Attorney General Greg Abbott is expected to file an emergency appeal of Yeakel’s order to the Fifth Circuit Court of Appeals in New Orleans, the Associated Press reported.
‘‘Today’s decision will not stop our ongoing efforts to protect life and ensure the women of our state aren’t exposed to any more of the abortion-mill horror stories that have made headlines recently,’’ Perry said in a statement. ‘‘We will continue fighting to implement the laws passed by the duly-elected officials of our state, laws that reflect the will and values of Texans.’’
The lawsuit did not challenge two other central provisions of the Texas law — a requirement that all abortion clinics meet the costly standards of ambulatory surgery centers, which does not take effect until September, and a ban on nearly all abortions at 20 weeks after conception, which will take effect Tuesday.
In three days of hearings before Yeakel last week, lawyers for the state argued that it was impossible to know in advance how many clinics would be shut by the admitting-privilege rule and that, in any case, the rule would not pose an “undue burden” on women seeking abortions, which would remain available in the state.
Solicitor General Jonathan Mitchell also asserted that the law served the state’s interest in “protecting fetal life.”
‘We will continue fighting’
The plaintiffs said the disputed provisions did not serve any medical interest and were intended to prevent women from exercising their constitutional right to an abortion.
The legal challenge was brought by the American Civil Liberties Union, the Center for Reproductive Rights, Planned Parenthood of Greater Texas, and several other Texas clinic owners.
In the hearings, clinic owners described why the visiting doctors used by many clinics could not meet the admitting-privilege requirement and the hardships patients would face, especially in sparsely populated West Texas, if clinics closed.
Similar admitting-privilege requirements have been blocked by courts in Alabama, Mississippi, North Dakota, and Wisconsin.
Doctors described the professional consensus that medication abortions were safe and effective through nine weeks of pregnancy, and with a lower dosage than that used in the earliest trials.
They said the Texas law’s mandate to use the protocol approved by the FDA in 2000, which approved use of higher doses through only seven weeks of pregnancy, would expose women to unnecessary risk.

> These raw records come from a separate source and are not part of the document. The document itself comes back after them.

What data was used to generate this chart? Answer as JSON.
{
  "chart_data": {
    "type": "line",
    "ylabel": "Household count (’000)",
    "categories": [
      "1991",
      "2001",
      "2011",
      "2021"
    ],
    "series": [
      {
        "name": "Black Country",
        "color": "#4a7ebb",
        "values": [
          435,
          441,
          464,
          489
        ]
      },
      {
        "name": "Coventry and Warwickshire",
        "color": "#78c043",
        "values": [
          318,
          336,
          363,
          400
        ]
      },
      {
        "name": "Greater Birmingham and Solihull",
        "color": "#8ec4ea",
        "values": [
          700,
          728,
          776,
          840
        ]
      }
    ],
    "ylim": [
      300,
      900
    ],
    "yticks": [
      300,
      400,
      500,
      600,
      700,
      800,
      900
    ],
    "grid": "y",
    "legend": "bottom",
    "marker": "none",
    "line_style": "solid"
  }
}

Courts in North Dakota and Oklahoma have struck down laws imposing the earlier drug protocol for medication abortions, but one remains in effect in Ohio.
Texas was the 12th state to adopt a 20-week ban, which legal specialists say is in conflict with Supreme Court decisions granting a right to abortion until the fetus is viable outside the womb, usually at around 24 weeks.
Rights groups said they were still studying when and how to challenge the ban.